Advance America’s Fulmer declined to comment on any strategy in Colorado, where the ballots have already been mailed.

But supporters won’t be surprised to see the industry weigh in against Proposition 111 at the last minute. In South Dakota, Advance America funded its opposition to that state’s measure just eight days before the election. “We’re on the edge of our seat, constantly asking ourselves when they’re going to show up,” Fowler said, speculating that payday lenders might hope to get around Proposition 111 with help from the federal government.
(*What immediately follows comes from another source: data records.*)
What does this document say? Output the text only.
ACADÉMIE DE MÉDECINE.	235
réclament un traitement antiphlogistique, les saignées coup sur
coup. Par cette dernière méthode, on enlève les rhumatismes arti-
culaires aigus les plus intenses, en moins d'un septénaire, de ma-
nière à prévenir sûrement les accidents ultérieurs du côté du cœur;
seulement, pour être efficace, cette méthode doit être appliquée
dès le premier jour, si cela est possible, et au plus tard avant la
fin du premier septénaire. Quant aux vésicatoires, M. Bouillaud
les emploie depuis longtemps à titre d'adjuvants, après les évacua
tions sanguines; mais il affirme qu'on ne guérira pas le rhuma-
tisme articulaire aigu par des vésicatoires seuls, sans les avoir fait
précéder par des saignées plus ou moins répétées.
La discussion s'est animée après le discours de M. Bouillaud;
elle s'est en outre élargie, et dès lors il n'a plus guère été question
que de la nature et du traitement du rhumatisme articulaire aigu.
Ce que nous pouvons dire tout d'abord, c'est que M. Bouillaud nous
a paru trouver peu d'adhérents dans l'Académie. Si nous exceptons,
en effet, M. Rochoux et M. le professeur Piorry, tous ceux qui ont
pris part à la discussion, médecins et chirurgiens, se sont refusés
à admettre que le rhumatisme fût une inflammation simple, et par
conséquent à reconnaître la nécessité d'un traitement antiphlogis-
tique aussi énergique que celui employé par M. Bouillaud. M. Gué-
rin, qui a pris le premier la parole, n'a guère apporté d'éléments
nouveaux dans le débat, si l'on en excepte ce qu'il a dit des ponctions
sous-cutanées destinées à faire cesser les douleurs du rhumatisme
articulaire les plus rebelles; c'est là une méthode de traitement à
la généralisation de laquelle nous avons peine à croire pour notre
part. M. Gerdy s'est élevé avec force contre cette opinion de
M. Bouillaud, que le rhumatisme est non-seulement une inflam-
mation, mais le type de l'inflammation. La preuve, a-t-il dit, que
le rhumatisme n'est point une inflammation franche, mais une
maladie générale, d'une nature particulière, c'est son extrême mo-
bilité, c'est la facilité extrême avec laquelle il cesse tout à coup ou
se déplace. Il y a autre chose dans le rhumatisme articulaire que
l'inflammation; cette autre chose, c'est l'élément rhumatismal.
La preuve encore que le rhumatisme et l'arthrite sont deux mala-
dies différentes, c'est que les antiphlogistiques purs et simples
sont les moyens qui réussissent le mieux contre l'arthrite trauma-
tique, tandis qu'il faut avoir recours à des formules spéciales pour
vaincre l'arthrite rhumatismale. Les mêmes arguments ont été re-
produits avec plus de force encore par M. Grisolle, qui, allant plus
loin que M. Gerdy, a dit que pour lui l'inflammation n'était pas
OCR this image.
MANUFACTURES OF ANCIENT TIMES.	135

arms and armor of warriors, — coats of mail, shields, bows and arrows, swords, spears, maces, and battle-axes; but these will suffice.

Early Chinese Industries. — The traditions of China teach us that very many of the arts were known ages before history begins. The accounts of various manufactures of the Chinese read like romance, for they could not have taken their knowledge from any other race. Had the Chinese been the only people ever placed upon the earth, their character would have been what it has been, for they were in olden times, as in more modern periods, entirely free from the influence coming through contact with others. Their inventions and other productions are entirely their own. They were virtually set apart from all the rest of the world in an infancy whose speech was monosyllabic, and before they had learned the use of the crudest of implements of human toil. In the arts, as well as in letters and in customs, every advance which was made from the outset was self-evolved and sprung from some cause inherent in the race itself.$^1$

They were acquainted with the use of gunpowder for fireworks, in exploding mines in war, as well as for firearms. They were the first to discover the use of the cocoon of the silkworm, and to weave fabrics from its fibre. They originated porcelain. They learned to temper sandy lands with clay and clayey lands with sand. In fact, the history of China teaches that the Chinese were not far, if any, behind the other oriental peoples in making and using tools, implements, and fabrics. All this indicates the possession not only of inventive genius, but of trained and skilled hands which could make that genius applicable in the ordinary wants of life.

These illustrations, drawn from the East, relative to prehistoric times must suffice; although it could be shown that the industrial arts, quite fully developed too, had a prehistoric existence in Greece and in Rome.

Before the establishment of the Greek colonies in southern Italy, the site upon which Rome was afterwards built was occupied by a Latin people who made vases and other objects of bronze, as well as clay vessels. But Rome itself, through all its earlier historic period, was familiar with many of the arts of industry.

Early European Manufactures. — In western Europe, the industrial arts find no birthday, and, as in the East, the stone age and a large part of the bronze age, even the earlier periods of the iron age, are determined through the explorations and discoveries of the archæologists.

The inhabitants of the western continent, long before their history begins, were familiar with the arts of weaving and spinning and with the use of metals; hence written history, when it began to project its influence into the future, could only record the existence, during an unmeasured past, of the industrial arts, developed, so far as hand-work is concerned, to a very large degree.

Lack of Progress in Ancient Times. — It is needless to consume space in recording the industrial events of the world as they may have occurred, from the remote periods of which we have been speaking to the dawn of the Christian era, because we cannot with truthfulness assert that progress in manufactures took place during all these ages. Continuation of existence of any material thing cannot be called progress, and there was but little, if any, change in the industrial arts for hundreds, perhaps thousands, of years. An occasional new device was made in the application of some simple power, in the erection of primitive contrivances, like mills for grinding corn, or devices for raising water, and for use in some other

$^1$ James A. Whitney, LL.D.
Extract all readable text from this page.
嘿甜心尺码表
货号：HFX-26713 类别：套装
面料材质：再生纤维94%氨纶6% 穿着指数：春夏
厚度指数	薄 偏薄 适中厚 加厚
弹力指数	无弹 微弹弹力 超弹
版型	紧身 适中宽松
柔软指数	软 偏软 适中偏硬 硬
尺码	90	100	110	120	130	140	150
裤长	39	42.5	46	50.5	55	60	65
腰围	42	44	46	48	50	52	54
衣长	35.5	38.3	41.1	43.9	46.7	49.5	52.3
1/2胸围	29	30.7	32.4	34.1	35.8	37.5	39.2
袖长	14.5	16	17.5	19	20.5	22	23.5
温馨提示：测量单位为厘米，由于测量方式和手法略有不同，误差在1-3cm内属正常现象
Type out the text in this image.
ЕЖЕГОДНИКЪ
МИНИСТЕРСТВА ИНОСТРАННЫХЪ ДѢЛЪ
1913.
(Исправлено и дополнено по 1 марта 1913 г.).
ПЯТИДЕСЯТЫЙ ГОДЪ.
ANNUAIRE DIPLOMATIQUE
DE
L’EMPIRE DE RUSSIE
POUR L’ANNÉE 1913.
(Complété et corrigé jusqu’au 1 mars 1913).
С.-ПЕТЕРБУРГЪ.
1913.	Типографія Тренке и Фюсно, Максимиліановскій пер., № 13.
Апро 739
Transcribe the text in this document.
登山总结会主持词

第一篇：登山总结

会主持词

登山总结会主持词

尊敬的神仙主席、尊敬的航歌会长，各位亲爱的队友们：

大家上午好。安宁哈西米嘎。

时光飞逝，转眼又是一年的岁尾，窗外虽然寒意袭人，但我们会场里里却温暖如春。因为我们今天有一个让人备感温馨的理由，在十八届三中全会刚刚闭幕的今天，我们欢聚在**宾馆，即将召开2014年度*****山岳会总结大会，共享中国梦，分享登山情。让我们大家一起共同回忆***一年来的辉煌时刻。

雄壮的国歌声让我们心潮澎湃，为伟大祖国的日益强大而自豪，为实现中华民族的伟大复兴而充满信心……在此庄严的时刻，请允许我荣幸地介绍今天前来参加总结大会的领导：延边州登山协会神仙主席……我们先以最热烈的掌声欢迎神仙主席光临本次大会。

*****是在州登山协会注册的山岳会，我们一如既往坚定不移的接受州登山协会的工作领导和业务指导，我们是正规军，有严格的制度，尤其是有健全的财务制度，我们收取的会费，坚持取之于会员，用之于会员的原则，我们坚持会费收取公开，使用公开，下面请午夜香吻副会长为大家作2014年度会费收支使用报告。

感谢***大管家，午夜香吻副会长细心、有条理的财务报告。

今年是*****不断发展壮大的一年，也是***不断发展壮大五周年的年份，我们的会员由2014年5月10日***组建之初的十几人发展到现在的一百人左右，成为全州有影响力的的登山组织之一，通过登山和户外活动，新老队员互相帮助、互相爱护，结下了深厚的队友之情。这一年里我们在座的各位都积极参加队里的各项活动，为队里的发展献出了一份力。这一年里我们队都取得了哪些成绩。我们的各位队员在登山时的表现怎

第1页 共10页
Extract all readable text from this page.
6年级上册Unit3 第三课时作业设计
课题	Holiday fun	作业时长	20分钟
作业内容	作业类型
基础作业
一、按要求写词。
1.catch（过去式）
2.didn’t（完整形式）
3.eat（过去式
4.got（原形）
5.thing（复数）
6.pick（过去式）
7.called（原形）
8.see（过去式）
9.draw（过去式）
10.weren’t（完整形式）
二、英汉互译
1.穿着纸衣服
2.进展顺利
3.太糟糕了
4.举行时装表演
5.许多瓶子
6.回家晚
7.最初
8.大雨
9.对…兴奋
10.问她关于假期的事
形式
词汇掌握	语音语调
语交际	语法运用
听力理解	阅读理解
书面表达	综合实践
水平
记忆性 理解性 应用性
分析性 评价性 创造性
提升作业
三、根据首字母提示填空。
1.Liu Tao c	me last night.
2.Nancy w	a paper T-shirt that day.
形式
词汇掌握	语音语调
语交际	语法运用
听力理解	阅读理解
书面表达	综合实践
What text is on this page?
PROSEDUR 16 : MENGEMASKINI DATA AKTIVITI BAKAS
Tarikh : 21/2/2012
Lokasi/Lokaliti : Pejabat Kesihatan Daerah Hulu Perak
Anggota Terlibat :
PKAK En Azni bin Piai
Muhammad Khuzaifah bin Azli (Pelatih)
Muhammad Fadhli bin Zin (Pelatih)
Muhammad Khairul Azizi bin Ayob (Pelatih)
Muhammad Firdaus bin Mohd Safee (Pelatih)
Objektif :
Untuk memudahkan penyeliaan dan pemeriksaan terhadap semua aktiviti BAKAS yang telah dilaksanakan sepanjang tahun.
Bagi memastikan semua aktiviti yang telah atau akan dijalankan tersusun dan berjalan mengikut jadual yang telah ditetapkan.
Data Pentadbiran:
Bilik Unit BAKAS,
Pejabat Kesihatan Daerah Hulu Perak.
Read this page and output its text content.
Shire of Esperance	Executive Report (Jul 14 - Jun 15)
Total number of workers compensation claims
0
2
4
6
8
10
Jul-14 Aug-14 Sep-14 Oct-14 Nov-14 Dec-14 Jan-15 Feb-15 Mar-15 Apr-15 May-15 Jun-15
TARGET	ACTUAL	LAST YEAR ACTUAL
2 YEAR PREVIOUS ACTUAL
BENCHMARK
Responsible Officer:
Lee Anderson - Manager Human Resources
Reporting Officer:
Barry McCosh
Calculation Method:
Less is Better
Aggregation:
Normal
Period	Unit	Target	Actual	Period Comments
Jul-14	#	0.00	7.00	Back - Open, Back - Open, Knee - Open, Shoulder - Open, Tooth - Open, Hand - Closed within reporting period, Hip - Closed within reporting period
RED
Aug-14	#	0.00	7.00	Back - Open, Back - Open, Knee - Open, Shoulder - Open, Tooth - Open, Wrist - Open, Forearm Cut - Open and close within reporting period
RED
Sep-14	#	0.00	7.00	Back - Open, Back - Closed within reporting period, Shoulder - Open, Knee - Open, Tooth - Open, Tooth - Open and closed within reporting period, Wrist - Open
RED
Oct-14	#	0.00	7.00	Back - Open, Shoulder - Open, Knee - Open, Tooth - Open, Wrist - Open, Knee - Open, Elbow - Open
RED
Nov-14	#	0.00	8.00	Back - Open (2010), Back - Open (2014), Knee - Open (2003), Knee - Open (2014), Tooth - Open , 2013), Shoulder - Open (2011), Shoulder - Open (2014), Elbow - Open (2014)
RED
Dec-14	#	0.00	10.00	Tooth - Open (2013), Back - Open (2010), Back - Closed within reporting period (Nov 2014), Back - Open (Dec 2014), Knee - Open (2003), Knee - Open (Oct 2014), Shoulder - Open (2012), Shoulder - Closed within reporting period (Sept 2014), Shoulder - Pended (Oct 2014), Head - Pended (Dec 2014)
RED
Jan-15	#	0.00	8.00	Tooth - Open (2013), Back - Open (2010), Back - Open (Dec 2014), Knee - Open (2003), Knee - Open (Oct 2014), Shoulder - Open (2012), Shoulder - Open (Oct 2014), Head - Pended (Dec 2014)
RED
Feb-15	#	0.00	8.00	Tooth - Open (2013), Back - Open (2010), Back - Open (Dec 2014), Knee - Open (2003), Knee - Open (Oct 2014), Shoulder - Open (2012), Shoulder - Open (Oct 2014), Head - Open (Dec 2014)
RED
Under the Obama administration, the Consumer Financial Protection Bureau issued a rule limiting both the amount of credit payday lenders could offer and the range of fees they could charge. In January, the acting director of the CFPB, Mick Mulvaney announcement the Bureau’s intention to review the rule, but the date of entry into force of most provisions remains August 19, 2019. CFPB also dropped lawsuits against four predatory payday lenders accused of charging more than 950% of the APR. Since 2009, Advance America – headquartered in the Congressional District of South Carolina that Mulvaney previously represented – had to pay $ 40 million to settle similar cases across the country.

It’s hard to speculate on what steps the federal government might take to protect predatory lenders in the future, but in the short term the number of options available to those looking for a payday loan in Colorado is likely to decline significantly. if Proposition 111 is adopted in November. “I would say that is definitely going to happen,” Fulmer said when asked if Advance America would shut down sites under the new price cap. “All.”

Fowler suggested alternative sources. “There are other loan products on the market; there is your grandmother to borrow money from, friends, relatives, there is your church to help you, ”she said. According to Pew research41% of payday borrowers end up turning to one of these resources to pay off a bloated loan bill, and a large majority would prefer tighter industry regulation. Yet 37% still said they were desperate enough to have taken out a loan at any cost.

“If exploitative businesses that target vulnerable people while living on the brink of poverty are the only solution, that says a lot about us as a community,” Safehouse’s Tapp said.

After his sermon, Tyler said it was incumbent on religious leaders not only to speak out against public policies that harm their herds, but also to “bring in something that fixes the problem.”

“To do nothing,” he said, “would be unreasonable. “

An earlier version of this story mistakenly attributed a payday loan profit statement to Jamie Fulmer, Senior Vice President of Advance America. He also incorrectly listed Mick Mulvaney’s title and the deadline for compliance with a new CPFB rule on payday loans. We apologize for any mistakes.